Ligue Universelle pour la Défense de la Race Noire (1924)

George Marke, Prince Marc Kojo Tovalou Houènou, and Marcus Garvey, 1924
Public domain image

The Ligue Universelle pour la Défense de la Race Noire (LUDRN) was a Pan-African association created on April 30, 1924, by Kojo Tovalou Houénou, known as Tovalou, descendant of the last king of Dahomey (now Benin). The headquarters of the association was located in Paris and the executive committee was composed of seven black members from the French Empire. Tovalou, a military doctor during the First World War, was designated president of the association, and René Maran, a colonial administrator for Martinique, was vice president.
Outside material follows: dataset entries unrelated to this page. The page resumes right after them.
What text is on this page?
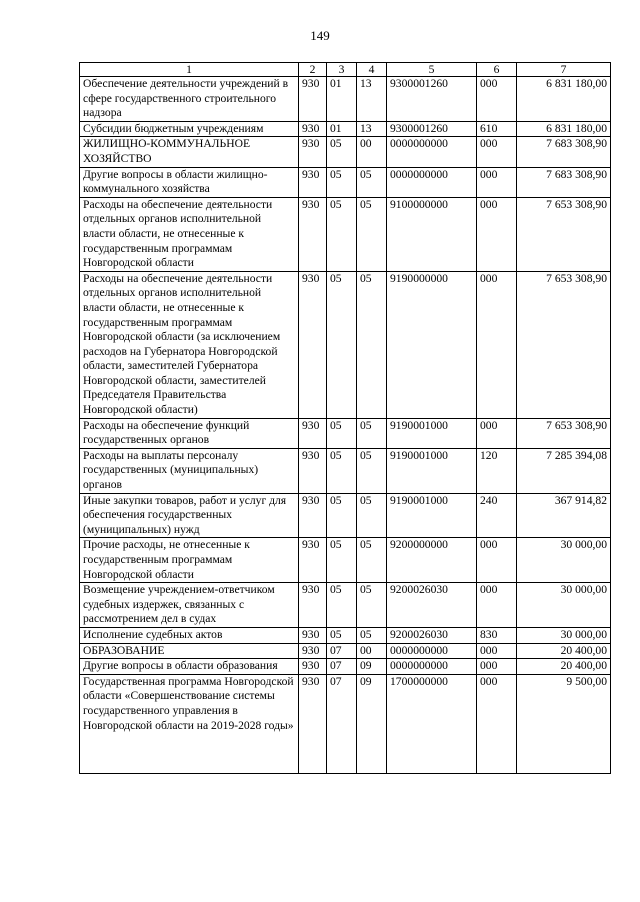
149
1	2	3	4	5	6	7
Обеспечение деятельности учреждений в сфере государственного строительного надзора	930	01	13	9300001260	000	6 831 180,00
Субсидии бюджетным учреждениям	930	01	13	9300001260	610	6 831 180,00
ЖИЛИЩНО-КОММУНАЛЬНОЕ ХОЗЯЙСТВО	930	05	00	0000000000	000	7 683 308,90
Другие вопросы в области жилищно-коммунального хозяйства	930	05	05	0000000000	000	7 683 308,90
Расходы на обеспечение деятельности отдельных органов исполнительной власти области, не отнесенные к государственным программам Новгородской области	930	05	05	9100000000	000	7 653 308,90
Расходы на обеспечение деятельности отдельных органов исполнительной власти области, не отнесенные к государственным программам Новгородской области (за исключением расходов на Губернатора Новгородской области, заместителей Губернатора Новгородской области, заместителей Председателя Правительства Новгородской области)	930	05	05	9190000000	000	7 653 308,90
Расходы на обеспечение функций государственных органов	930	05	05	9190001000	000	7 653 308,90
Расходы на выплаты персоналу государственных (муниципальных) органов	930	05	05	9190001000	120	7 285 394,08
Иные закупки товаров, работ и услуг для обеспечения государственных (муниципальных) нужд	930	05	05	9190001000	240	367 914,82
Прочие расходы, не отнесенные к государственным программам Новгородской области	930	05	05	9200000000	000	30 000,00
Возмещение учреждением-ответчиком судебных издержек, связанных с рассмотрением дел в судах	930	05	05	9200026030	000	30 000,00
Исполнение судебных актов	930	05	05	9200026030	830	30 000,00
ОБРАЗОВАНИЕ	930	07	00	0000000000	000	20 400,00
Другие вопросы в области образования	930	07	09	0000000000	000	20 400,00
Государственная программа Новгородской области «Совершенствование системы государственного управления в Новгородской области на 2019-2028 годы»	930	07	09	1700000000	000	9 500,00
The objectives of the association were the defense and protection of the rights of black people all over the world, the development of solidarity among the black population, and the evolution of the race through education.

At its beginning, the association was financed by members’ contributions and cultural events. Meetings and seminars on the black race or concerts were organized in famous public places to promote the association and arouse the interest of the population in black issues. A newspaper called Les Continents was created on May 15, 1924, endorsing ideals of the association, providing information about the situation of blacks in the French colonies but also about worldwide black issues.

Soon after the founding of the association, its leaders planned a visit to the United States in order to promote its objectives and to study the racial situation in that nation. Tovalou arrived in the U.S. in August 1924, and pursued a series of conferences in cities with large African American populations. Tovalou also spoke at the Universal Negro Improvement Association (UNIA) convention in New York in 1924 and outlined LUDRN objectives: Paris was envisioned as the center of the Pan-African movement and charged to present black world claims to the League of Nations. This visit to the U.S. enabled Tovalou to benefit from the sympathy of National Association for the Advancement of Colored People (NAACP) and leaders such as W.E.B. DuBois.  In contrast, Marcus Garvey and UNIA leaders were not willing to give their endorsement.

Upon his return to France, Tovalou was forced to leave for Dahomey by French authorities because his connections with African American leaders were considered dangerous. In addition, an anonymous critique of Senegalese deputy Blaise Diagne, concerning recruitment of black soldiers for the French Army was published in Les Continents and led to a suit against Maran, who had taken control of the LUDRN. The LUDRN lost the case, and the newspaper stopped its activity in December 1924. Weakened by Tovalou’s absence, the LUDRN did not survive the incident.

Although it was a short-lived, the LUDRN inspired numerous Pan-African associations and newspapers created in Paris before World War II.